Basics of Kubernetes (K8s)
What is Kubernetes (K8s)?
Kubernetes is a platform to orchestrate the deployment, scaling, and management of container-based applications. The core functionality is scheduling workloads in containers across your infrastructure. Some other capabilities of Kubernetes are:
Providing authentication and authorization, Debugging applications, Monitoring and Logging, Rolling updates, scaling Cluster, Balancing loads, Naming and service discovery, Distributing secrets, Mounting storage systems
Kubernetes is a big open source project and ecosystem which came out of Google, but joined the Cloud Native Computing Foundation (CNCF) and is now the de facto standard in the space of container-based applications. According to the 2021 CNCF survey, 96% of organizations use or evaluate Kubernetes.
What means (container) orchestration?
The primary responsibility of Kubernetes is container orchestration. That means:
- Making sure that all the containers that execute various workloads are scheduled to run on (physical or virtual) machines.

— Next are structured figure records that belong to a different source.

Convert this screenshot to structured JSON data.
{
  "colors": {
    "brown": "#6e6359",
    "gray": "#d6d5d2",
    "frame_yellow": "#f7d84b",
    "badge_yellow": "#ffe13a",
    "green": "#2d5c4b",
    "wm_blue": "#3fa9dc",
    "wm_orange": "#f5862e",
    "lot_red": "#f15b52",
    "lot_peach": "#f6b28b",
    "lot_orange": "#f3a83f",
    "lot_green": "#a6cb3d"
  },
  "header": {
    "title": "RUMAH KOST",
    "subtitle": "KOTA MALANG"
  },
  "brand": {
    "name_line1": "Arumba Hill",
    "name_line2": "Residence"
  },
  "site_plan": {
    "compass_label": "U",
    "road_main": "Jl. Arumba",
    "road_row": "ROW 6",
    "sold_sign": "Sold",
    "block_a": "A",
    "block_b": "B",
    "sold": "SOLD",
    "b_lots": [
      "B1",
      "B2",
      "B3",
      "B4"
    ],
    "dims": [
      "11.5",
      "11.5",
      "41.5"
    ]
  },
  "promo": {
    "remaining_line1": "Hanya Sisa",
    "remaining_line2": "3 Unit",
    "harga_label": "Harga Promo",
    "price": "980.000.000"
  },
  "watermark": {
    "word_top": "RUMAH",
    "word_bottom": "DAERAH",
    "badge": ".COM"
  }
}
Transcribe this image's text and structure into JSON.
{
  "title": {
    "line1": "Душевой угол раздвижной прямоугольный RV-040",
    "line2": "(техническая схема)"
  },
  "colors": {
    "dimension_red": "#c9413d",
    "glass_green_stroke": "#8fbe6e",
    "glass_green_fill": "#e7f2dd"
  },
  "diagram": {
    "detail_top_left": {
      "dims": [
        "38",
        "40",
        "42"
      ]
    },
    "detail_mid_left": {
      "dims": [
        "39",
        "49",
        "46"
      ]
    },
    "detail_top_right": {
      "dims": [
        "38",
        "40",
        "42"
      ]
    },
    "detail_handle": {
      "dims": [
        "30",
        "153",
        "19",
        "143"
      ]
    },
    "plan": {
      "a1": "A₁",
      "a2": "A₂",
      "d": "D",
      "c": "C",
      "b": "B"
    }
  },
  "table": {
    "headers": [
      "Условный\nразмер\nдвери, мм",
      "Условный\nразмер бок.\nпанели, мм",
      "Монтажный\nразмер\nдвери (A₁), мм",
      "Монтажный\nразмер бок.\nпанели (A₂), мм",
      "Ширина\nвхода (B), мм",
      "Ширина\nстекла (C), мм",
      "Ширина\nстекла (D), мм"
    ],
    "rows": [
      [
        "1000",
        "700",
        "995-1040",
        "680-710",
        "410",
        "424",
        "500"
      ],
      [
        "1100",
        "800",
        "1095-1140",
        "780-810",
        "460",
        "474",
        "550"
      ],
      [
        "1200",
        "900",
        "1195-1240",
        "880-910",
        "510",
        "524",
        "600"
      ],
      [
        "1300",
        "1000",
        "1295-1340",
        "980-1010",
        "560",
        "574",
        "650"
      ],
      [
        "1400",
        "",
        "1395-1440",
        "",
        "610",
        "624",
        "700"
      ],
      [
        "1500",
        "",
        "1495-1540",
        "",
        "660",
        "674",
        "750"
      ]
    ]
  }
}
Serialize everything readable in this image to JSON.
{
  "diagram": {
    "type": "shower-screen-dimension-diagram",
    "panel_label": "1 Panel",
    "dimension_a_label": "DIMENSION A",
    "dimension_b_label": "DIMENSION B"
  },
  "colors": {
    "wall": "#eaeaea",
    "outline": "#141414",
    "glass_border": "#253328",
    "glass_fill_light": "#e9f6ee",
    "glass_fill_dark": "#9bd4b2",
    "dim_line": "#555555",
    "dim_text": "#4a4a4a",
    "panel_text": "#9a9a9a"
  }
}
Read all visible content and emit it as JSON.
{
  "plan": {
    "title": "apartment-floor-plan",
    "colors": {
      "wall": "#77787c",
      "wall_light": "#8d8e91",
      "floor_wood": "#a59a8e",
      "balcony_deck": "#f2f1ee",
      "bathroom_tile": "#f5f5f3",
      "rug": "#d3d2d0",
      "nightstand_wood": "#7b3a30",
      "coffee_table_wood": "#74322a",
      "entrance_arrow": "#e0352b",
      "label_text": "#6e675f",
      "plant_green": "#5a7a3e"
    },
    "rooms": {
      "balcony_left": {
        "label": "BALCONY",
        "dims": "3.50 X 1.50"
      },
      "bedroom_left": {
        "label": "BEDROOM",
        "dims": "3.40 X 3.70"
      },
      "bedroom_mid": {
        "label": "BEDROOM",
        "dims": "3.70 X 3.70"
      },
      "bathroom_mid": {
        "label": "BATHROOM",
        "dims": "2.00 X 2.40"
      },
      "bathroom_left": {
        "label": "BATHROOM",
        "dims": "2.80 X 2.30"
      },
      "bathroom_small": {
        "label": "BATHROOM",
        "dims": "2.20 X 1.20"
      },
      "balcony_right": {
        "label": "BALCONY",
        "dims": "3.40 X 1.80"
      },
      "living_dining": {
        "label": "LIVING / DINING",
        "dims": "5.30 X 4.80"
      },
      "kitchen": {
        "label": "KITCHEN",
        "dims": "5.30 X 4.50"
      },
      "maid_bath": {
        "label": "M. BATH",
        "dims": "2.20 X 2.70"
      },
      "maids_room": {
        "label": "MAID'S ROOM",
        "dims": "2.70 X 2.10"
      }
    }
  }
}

- Containers must be packed efficiently, following the constraints of the deployment environment and the cluster configuration.
- Monitoring all running containers and replace dead, unresponsive, or otherwise unhealthy containers.
Components of K8s
Nodes
At the core of a Kubernetes cluster are the nodes, which can be physical or virtual machines. Each node runs a container runtime, such as Docker, and a kubelet agent is responsible for managing containers.
Control Plane Components
The control plane manages and orchestrates the entire Kubernetes cluster. It consists of several components working together to maintain the desired state of the system. The primary control plane components are as follows:
etcd
: A distributed key-value store that stores the cluster’s configuration data and state.API Server
: Acts as the central management point and exposes the Kubernetes API to clients for cluster communication.Scheduler
: Determines which pods are assigned to nodes based on resource availability and other scheduling policies.Controller Manager
: Includes various controllers responsible for maintaining desired cluster state, handling tasks such as scaling, replication, and node management.
Pod
A pod is the fundamental unit of deployment in Kubernetes. It represents a group of one or more containers, with shared storage and network resources, and a specification for how to run the containers. A Pod has a few specific characteristics:
- All containers for a pod run on the same node.
- Any container running within a pod will share the node's network.
- Containers within a pod can share files through volumes, attached to the containers.
- A pod has an explicit life cycle (Pending, Running, Succeeded, Failed, or Unknown), and will always remain on the node in which it was started.
When you want to know what's running on a Kubernetes cluster, you are generally analyzing the Pods running within Kubernetes and their state.
K8s service and load balancing
Kubernetes services provide a stable network endpoint for accessing a set of pods. They act as load balancers, distributing incoming traffic across the pods for improved availability and scalability.
Namespaces
Namespaces provide a logical partitioning mechanism within a cluster, allowing teams to isolate and manage their resources independently. They enable better organization, security, and resource allocation.
Namespaces can be used to provide quotas and limits around resource usage, have an impact on DNS names that Kubernetes creates internal to the cluster. If no namespace is specified when interacting with Kubernetes through kubectl
, the command assumes you are working with the default namespace (named default
).
Deployment and ReplicaSets
Deployments are used to manage the lifecycle of pods and ensure the desired state of an application. They create and update ReplicaSets, which are responsible for maintaining a specified number of pod replicas.
How to use K8s successfully?
One of the keys to successfully using Kubernetes is to consider how you want to operate and structure your code so that it fits cleanly into Pods and Containers. Structuring your software solutions to break problems down into components that operate with constraints by Kubernetes, you can easily take advantage of parallelism and container orchestration to use many machines as seamlessly as you would use a single machine.